Menefee Formation


The Menefee Formation is a Campanian geologic formation of New Mexico, United States.

Description

The Menefee Formation consists of fluvial sandstone, shale, and coal. Age estimates from ammonite biostratigraphy, palynostratigraphy, and direct radiometric dating are discrepant but the most likely age is around 81 Ma, corresponding to the early Campanian.
Named members include a lower Cleary Coal Member and an upper Allison Member.
The Mesaverde Group in the San Juan Basin records a regression-transgression sequence of the western margin of the Western Interior Seaway. The Menefee Formation was deposited at the peak of the regression as coastal delta and swamp sediments, and includes numerous coal beds.
The formation is exposed at Chaco Canyon National Park, where many of the coal beds have been burned to produce distinctive red cinder outcrops.

Fossils

The Menefee Formation includes fossils of turtles, fish and crocodiles and fragmentary evidence of hadrosaurs, ankylosaurs, ceratopsian dinosaurs, and mosasaurs. Plant fossils include leaf impressions of palms, conifers, laurels, witchhazel, and camellia. The flora are suggestive of a moist subtropical environment.

Vertebrate fauna

Several vertebrates have been recovered from the Menefee Formation, including intermediate remains of baenids, trionychids, hadrosaurids and dromeaosaurids.
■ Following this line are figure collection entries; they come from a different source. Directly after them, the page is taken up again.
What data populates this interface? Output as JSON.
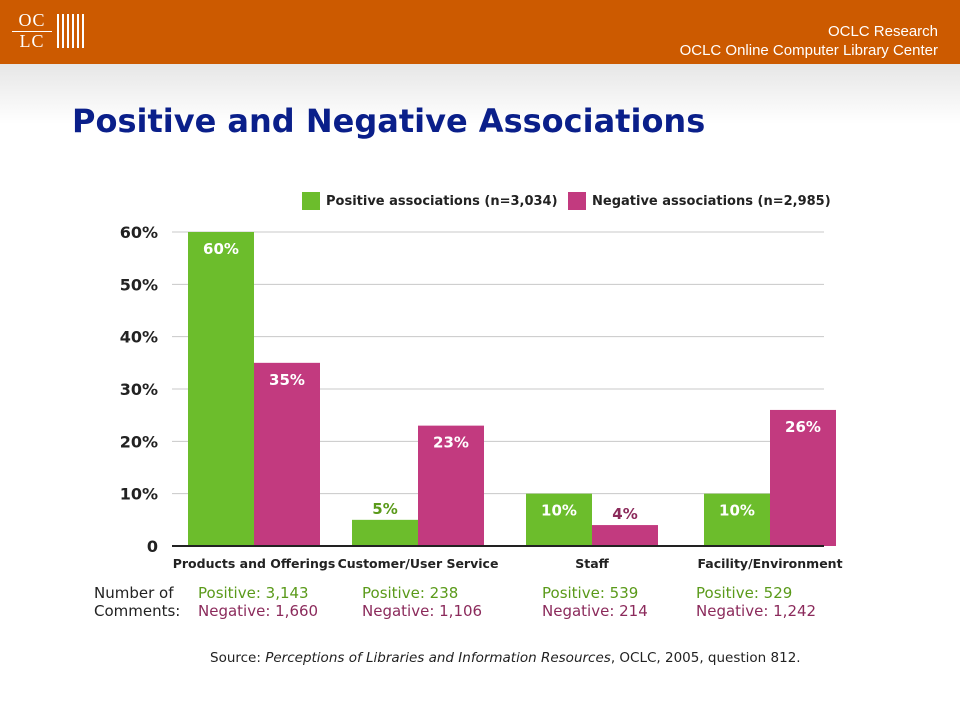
{
  "header": {
    "logo_line1": "OC",
    "logo_line2": "LC",
    "org_line1": "OCLC Research",
    "org_line2": "OCLC Online Computer Library Center"
  },
  "page": {
    "title": "Positive and Negative Associations"
  },
  "colors": {
    "positive": "#6cbd2c",
    "negative": "#c23a7f",
    "header": "#cc5a00",
    "title": "#0a1f8a"
  },
  "chart_data": {
    "type": "bar",
    "title": "",
    "categories": [
      "Products and Offerings",
      "Customer/User Service",
      "Staff",
      "Facility/Environment"
    ],
    "series": [
      {
        "name": "Positive associations (n=3,034)",
        "values": [
          60,
          5,
          10,
          10
        ],
        "labels": [
          "60%",
          "5%",
          "10%",
          "10%"
        ]
      },
      {
        "name": "Negative associations (n=2,985)",
        "values": [
          35,
          23,
          4,
          26
        ],
        "labels": [
          "35%",
          "23%",
          "4%",
          "26%"
        ]
      }
    ],
    "yticks": [
      {
        "value": 0,
        "label": "0"
      },
      {
        "value": 10,
        "label": "10%"
      },
      {
        "value": 20,
        "label": "20%"
      },
      {
        "value": 30,
        "label": "30%"
      },
      {
        "value": 40,
        "label": "40%"
      },
      {
        "value": 50,
        "label": "50%"
      },
      {
        "value": 60,
        "label": "60%"
      }
    ],
    "ylim": [
      0,
      60
    ],
    "grid": true,
    "legend": "top",
    "xlabel": "",
    "ylabel": ""
  },
  "comments": {
    "label_line1": "Number of",
    "label_line2": "Comments:",
    "groups": [
      {
        "positive": "Positive:  3,143",
        "negative": "Negative:  1,660"
      },
      {
        "positive": "Positive:  238",
        "negative": "Negative:  1,106"
      },
      {
        "positive": "Positive:  539",
        "negative": "Negative:  214"
      },
      {
        "positive": "Positive:  529",
        "negative": "Negative:  1,242"
      }
    ]
  },
  "source": {
    "prefix": "Source: ",
    "title": "Perceptions of Libraries and Information Resources",
    "suffix": ", OCLC, 2005, question 812."
  }
}
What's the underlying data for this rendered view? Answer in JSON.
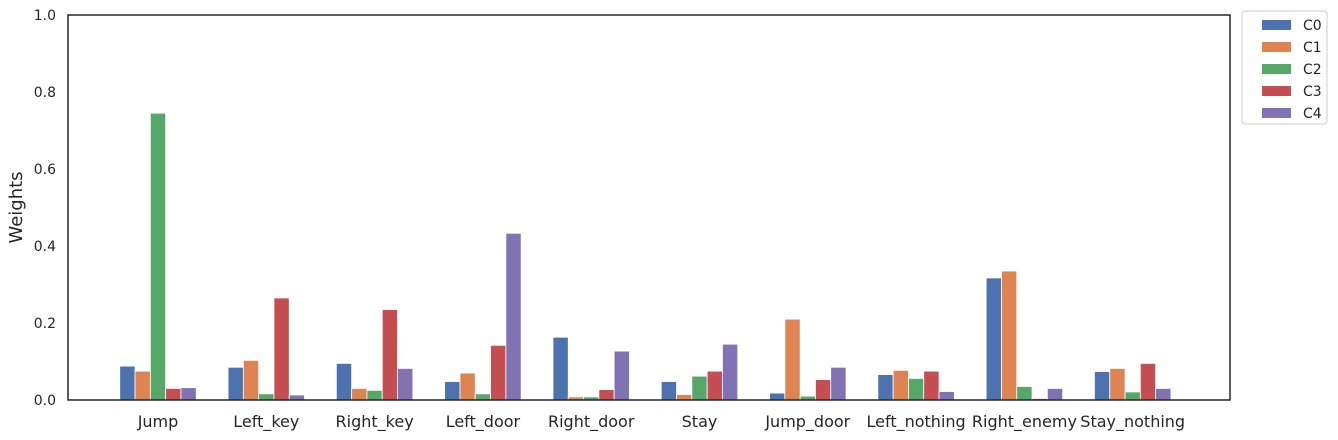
{
  "chart_data": {
    "type": "bar",
    "title": "",
    "xlabel": "",
    "ylabel": "Weights",
    "ylim": [
      0,
      1.0
    ],
    "yticks": [
      "0.0",
      "0.2",
      "0.4",
      "0.6",
      "0.8",
      "1.0"
    ],
    "grid": false,
    "legend_position": "outside-top-right",
    "categories": [
      "Jump",
      "Left_key",
      "Right_key",
      "Left_door",
      "Right_door",
      "Stay",
      "Jump_door",
      "Left_nothing",
      "Right_enemy",
      "Stay_nothing"
    ],
    "series": [
      {
        "name": "C0",
        "color": "#4c72b0",
        "values": [
          0.088,
          0.085,
          0.095,
          0.048,
          0.163,
          0.048,
          0.018,
          0.066,
          0.317,
          0.074
        ]
      },
      {
        "name": "C1",
        "color": "#dd8452",
        "values": [
          0.075,
          0.103,
          0.03,
          0.07,
          0.008,
          0.014,
          0.21,
          0.077,
          0.335,
          0.082
        ]
      },
      {
        "name": "C2",
        "color": "#55a868",
        "values": [
          0.745,
          0.016,
          0.025,
          0.016,
          0.008,
          0.062,
          0.01,
          0.056,
          0.035,
          0.021
        ]
      },
      {
        "name": "C3",
        "color": "#c44e52",
        "values": [
          0.03,
          0.265,
          0.235,
          0.142,
          0.027,
          0.075,
          0.053,
          0.075,
          0.004,
          0.095
        ]
      },
      {
        "name": "C4",
        "color": "#8172b3",
        "values": [
          0.032,
          0.013,
          0.082,
          0.433,
          0.127,
          0.145,
          0.085,
          0.022,
          0.03,
          0.03
        ]
      }
    ]
  }
}
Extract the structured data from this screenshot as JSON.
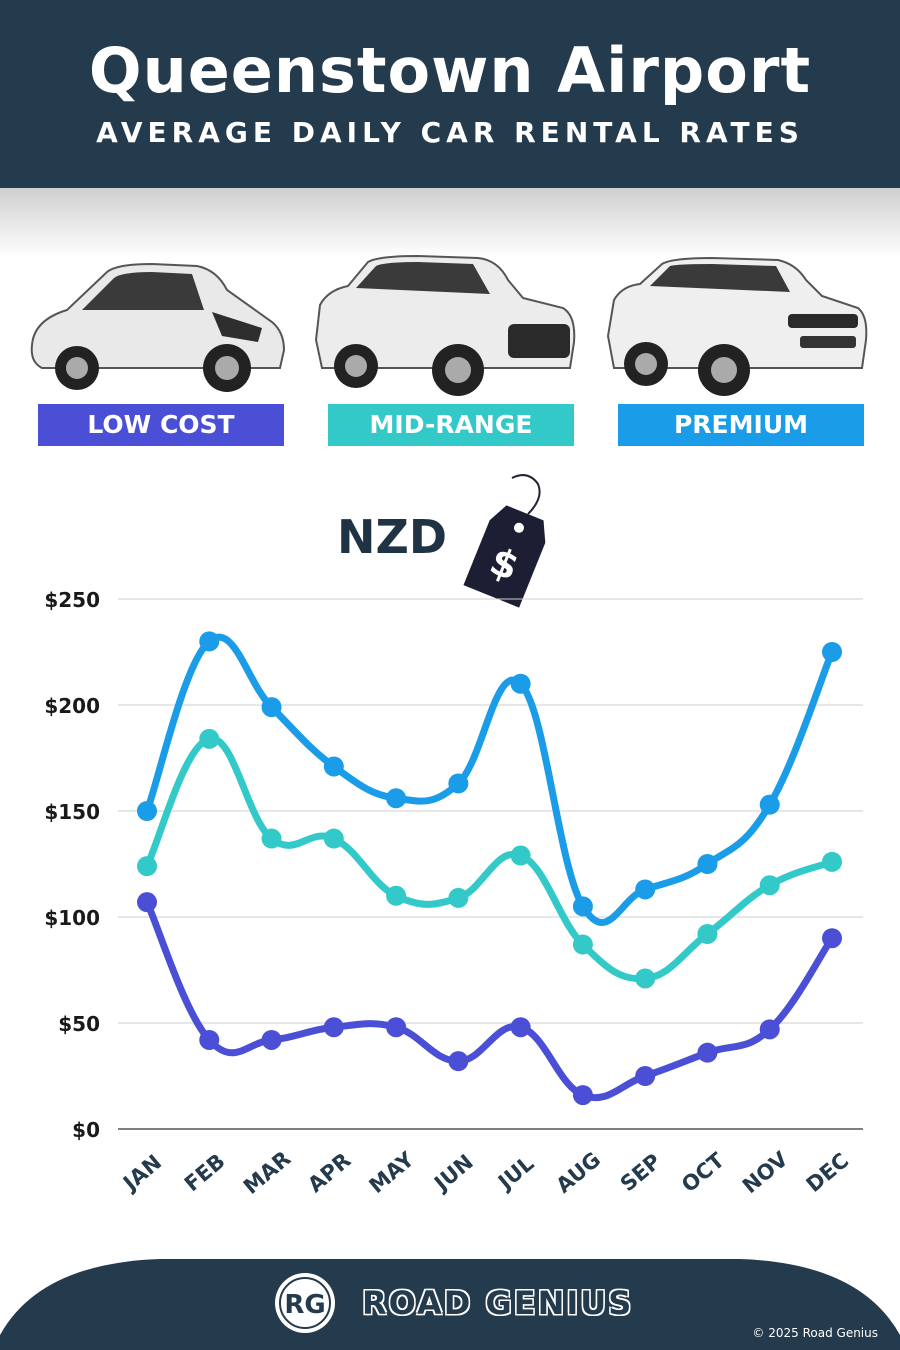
{
  "header": {
    "title": "Queenstown Airport",
    "subtitle": "AVERAGE DAILY CAR RENTAL RATES"
  },
  "categories": [
    {
      "label": "LOW COST",
      "color": "#4a4fd6",
      "car_icon": "hatchback-car-icon"
    },
    {
      "label": "MID-RANGE",
      "color": "#33c9c9",
      "car_icon": "suv-car-icon"
    },
    {
      "label": "PREMIUM",
      "color": "#1a9ce8",
      "car_icon": "luxury-suv-car-icon"
    }
  ],
  "currency": {
    "label": "NZD",
    "tag_symbol": "$"
  },
  "chart_data": {
    "type": "line",
    "x": [
      "JAN",
      "FEB",
      "MAR",
      "APR",
      "MAY",
      "JUN",
      "JUL",
      "AUG",
      "SEP",
      "OCT",
      "NOV",
      "DEC"
    ],
    "series": [
      {
        "name": "PREMIUM",
        "color": "#1a9ce8",
        "values": [
          150,
          230,
          199,
          171,
          156,
          163,
          210,
          105,
          113,
          125,
          153,
          225
        ]
      },
      {
        "name": "MID-RANGE",
        "color": "#33c9c9",
        "values": [
          124,
          184,
          137,
          137,
          110,
          109,
          129,
          87,
          71,
          92,
          115,
          126
        ]
      },
      {
        "name": "LOW COST",
        "color": "#4a4fd6",
        "values": [
          107,
          42,
          42,
          48,
          48,
          32,
          48,
          16,
          25,
          36,
          47,
          90
        ]
      }
    ],
    "yticks": [
      0,
      50,
      100,
      150,
      200,
      250
    ],
    "ytick_labels": [
      "$0",
      "$50",
      "$100",
      "$150",
      "$200",
      "$250"
    ],
    "ylim": [
      0,
      250
    ],
    "grid": true
  },
  "footer": {
    "logo_text": "RG",
    "brand": "ROAD GENIUS",
    "copyright": "© 2025 Road Genius",
    "background": "#243a4d"
  }
}
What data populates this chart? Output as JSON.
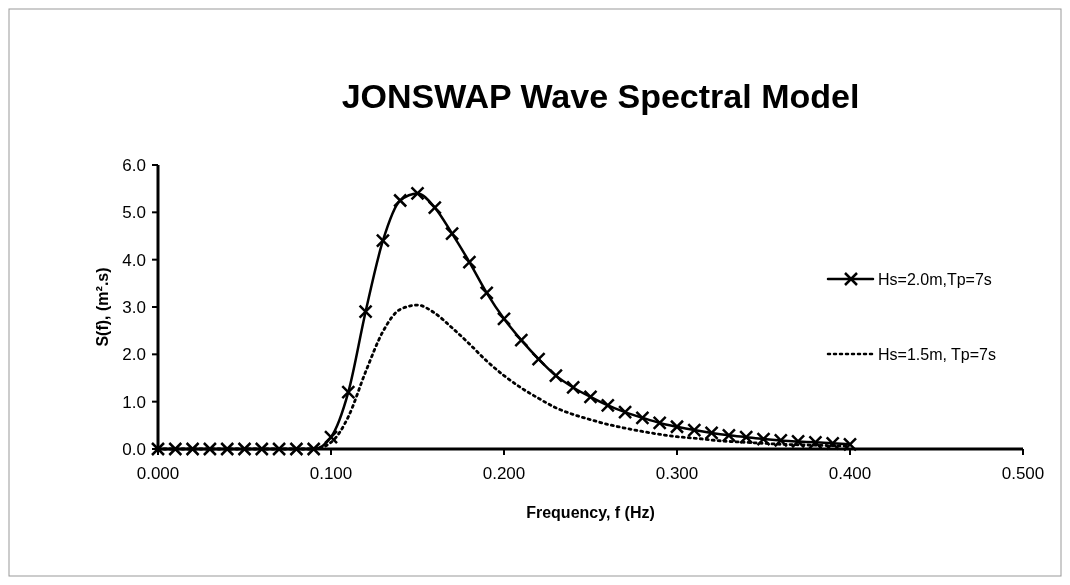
{
  "chart_data": {
    "type": "line",
    "title": "JONSWAP Wave Spectral Model",
    "xlabel": "Frequency, f (Hz)",
    "ylabel": "S(f), (m².s)",
    "x": [
      0,
      0.01,
      0.02,
      0.03,
      0.04,
      0.05,
      0.06,
      0.07,
      0.08,
      0.09,
      0.1,
      0.11,
      0.12,
      0.13,
      0.14,
      0.15,
      0.16,
      0.17,
      0.18,
      0.19,
      0.2,
      0.21,
      0.22,
      0.23,
      0.24,
      0.25,
      0.26,
      0.27,
      0.28,
      0.29,
      0.3,
      0.31,
      0.32,
      0.33,
      0.34,
      0.35,
      0.36,
      0.37,
      0.38,
      0.39,
      0.4
    ],
    "series": [
      {
        "name": "Hs=2.0m,Tp=7s",
        "color": "#000000",
        "marker": "cross",
        "line_style": "solid",
        "values": [
          0,
          0,
          0,
          0,
          0,
          0,
          0,
          0,
          0,
          0,
          0.25,
          1.2,
          2.9,
          4.4,
          5.25,
          5.4,
          5.1,
          4.55,
          3.95,
          3.3,
          2.75,
          2.3,
          1.9,
          1.55,
          1.3,
          1.1,
          0.92,
          0.78,
          0.66,
          0.55,
          0.47,
          0.4,
          0.34,
          0.29,
          0.25,
          0.21,
          0.18,
          0.16,
          0.14,
          0.12,
          0.1
        ]
      },
      {
        "name": "Hs=1.5m, Tp=7s",
        "color": "#000000",
        "marker": "none",
        "line_style": "dotted",
        "values": [
          0,
          0,
          0,
          0,
          0,
          0,
          0,
          0,
          0,
          0,
          0.14,
          0.68,
          1.63,
          2.48,
          2.95,
          3.04,
          2.87,
          2.56,
          2.22,
          1.86,
          1.55,
          1.29,
          1.07,
          0.87,
          0.73,
          0.62,
          0.52,
          0.44,
          0.37,
          0.31,
          0.26,
          0.23,
          0.19,
          0.16,
          0.14,
          0.12,
          0.1,
          0.09,
          0.08,
          0.07,
          0.06
        ]
      }
    ],
    "xlim": [
      0,
      0.5
    ],
    "xticks": [
      {
        "value": 0,
        "label": "0.000"
      },
      {
        "value": 0.1,
        "label": "0.100"
      },
      {
        "value": 0.2,
        "label": "0.200"
      },
      {
        "value": 0.3,
        "label": "0.300"
      },
      {
        "value": 0.4,
        "label": "0.400"
      },
      {
        "value": 0.5,
        "label": "0.500"
      }
    ],
    "ylim": [
      0,
      6
    ],
    "yticks": [
      {
        "value": 0,
        "label": "0.0"
      },
      {
        "value": 1,
        "label": "1.0"
      },
      {
        "value": 2,
        "label": "2.0"
      },
      {
        "value": 3,
        "label": "3.0"
      },
      {
        "value": 4,
        "label": "4.0"
      },
      {
        "value": 5,
        "label": "5.0"
      },
      {
        "value": 6,
        "label": "6.0"
      }
    ],
    "grid": false,
    "legend": "right"
  }
}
An unnamed centrosaurine ceratopsid is also known.

Economic geology

The Menefee Formation has been extensively mined for coal since the early 20th century. The Monero field in Rio Arriba County, New Mexico, was mined from the 1880s into the early 1920s to support the Denver and Rio Grande Western Railroad, but while the coal is of good quality, the coal beds are relatively thin and the terrain is rugged. Remaining reserves are around 13.5 million tons, inadequate for economic exploitation in the 21st century.

History of investigation

The Menefee Formation was first described by W.H.Holmes in 1877 during the Hayden Survey as the "Middle Coal Group" of the Mesaverde Formation. A.J. Collier redesignated this unit in 1919 as the Menefee Formation and raised the Mesaverde Formation to group rank.